Don't read this article unless you wish to become very angry

New Statesman - Profile: Pope Benedict XVI

Comments

The one comment visible when I read the article written by the sure-to-be-objective author of "Pius XII: Hitler's Pope," began with "I'm sorry," the now Pavlovian response of nearly anyone who intends to defend Catholicism--never mind Traditional Catholicism--orally or in writing. I'm sorry! Well, I'm not. Nor I am, however, very angry, as I was warned I would be, because I have grown nearly inured to this sort of thing and will save my anger for turncoat Catholicsm, sellout clerics and the likes of Hans Kung, who would sooner have Obama as pope. Now THAT makes me angry. This article was simply one more annoying screed.

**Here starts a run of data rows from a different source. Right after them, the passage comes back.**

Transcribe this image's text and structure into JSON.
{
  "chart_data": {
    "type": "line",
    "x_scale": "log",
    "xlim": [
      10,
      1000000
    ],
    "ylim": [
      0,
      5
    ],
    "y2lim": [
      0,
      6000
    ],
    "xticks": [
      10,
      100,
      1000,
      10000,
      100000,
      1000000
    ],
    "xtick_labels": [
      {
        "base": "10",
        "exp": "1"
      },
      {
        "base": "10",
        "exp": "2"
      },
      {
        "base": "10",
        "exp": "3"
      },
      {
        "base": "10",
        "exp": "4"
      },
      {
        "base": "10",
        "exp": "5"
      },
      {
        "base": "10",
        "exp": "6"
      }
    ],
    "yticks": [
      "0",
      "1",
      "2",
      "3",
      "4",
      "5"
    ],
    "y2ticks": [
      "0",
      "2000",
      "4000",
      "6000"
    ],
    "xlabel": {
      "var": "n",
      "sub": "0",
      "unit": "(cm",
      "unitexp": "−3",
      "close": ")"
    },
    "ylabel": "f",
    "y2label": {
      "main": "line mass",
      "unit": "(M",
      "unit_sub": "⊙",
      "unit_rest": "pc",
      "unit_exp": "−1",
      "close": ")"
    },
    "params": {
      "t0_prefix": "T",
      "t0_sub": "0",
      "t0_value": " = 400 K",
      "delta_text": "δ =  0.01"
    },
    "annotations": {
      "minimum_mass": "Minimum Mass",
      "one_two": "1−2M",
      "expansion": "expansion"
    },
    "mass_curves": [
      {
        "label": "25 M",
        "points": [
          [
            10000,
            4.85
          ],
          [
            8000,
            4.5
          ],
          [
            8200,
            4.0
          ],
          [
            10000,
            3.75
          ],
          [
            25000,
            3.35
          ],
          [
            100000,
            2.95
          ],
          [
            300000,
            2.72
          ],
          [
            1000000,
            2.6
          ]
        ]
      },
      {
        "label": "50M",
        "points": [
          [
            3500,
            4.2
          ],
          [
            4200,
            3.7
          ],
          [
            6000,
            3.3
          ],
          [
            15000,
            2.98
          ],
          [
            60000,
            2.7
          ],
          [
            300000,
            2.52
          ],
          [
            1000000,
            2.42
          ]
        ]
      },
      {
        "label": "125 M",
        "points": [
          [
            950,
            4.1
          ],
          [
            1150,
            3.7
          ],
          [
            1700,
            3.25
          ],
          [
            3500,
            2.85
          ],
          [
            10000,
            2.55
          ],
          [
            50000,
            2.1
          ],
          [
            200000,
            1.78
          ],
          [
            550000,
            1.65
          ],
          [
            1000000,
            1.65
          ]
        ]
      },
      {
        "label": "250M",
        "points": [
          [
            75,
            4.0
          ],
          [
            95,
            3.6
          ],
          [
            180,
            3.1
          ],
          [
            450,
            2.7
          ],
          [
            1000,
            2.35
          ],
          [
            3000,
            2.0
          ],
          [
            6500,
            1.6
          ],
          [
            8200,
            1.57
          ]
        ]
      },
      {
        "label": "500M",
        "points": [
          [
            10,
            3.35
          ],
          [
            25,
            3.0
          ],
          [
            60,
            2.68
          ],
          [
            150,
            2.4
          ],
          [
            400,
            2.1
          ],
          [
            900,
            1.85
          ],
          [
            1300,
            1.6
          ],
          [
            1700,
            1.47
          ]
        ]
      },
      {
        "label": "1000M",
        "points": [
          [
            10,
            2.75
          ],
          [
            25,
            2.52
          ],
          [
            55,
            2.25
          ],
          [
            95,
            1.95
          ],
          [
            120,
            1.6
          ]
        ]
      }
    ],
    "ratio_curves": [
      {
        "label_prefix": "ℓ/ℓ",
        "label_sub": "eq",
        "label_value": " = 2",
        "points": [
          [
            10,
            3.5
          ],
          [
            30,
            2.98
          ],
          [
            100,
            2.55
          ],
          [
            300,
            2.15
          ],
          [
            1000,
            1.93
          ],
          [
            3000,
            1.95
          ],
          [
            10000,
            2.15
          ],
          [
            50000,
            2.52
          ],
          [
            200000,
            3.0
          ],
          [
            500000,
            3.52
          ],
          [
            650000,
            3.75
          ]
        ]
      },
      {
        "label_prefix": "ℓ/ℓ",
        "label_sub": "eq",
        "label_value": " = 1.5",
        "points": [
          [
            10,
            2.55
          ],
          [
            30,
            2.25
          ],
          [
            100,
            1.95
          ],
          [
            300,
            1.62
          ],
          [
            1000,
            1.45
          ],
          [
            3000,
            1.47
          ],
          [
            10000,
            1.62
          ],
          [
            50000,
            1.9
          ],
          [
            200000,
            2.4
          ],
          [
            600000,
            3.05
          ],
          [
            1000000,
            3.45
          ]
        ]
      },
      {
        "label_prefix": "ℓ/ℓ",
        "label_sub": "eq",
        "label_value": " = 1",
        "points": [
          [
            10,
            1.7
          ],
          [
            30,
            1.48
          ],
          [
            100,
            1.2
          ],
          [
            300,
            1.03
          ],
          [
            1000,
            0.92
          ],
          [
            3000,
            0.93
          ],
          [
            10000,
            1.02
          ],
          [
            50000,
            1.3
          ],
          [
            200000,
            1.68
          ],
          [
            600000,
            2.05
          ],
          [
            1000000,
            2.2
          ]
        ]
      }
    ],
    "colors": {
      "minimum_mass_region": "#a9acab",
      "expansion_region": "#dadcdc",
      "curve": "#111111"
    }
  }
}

The commenter was civil and reasoned, qualities that cannot be attributed to the author of the article, whose "flusteration" [my neologism] at Catholics and the pope shows through when he makes the peculiar observation that "In 1965 a historic U-turn had occurred at the Second Vatican Council." Hunh? An historic U-turn? They turned around and went back? Back to what? Back to the Protestant Reformation, perhaps?

This rather dreary scold ends with a warning that the Holy Father, in the event that "ultra-right-wing movements should rise up to take advantage of social fragmentation and unrest," [something ultra-left-wing movements have also been known to do] might "by a process of reactionary heliotropism" [OOO! Such veral pyrotechnics!] turn "back to the example of the 20th century Piuses."

Now there's a U-turn we could ALL hope takes place!
P.S.

The "reactionary heliotropism" piece of purple prose implies something interesting: the sunflower turns to the LIGHT, not to the darkness, so this return to the "example of the 20th century Piuses" would thus be a positive rather than a negative turning. U-turns, heliotropism... Mr. Cornwell seems to have no idea in which direction he really wants us all to go.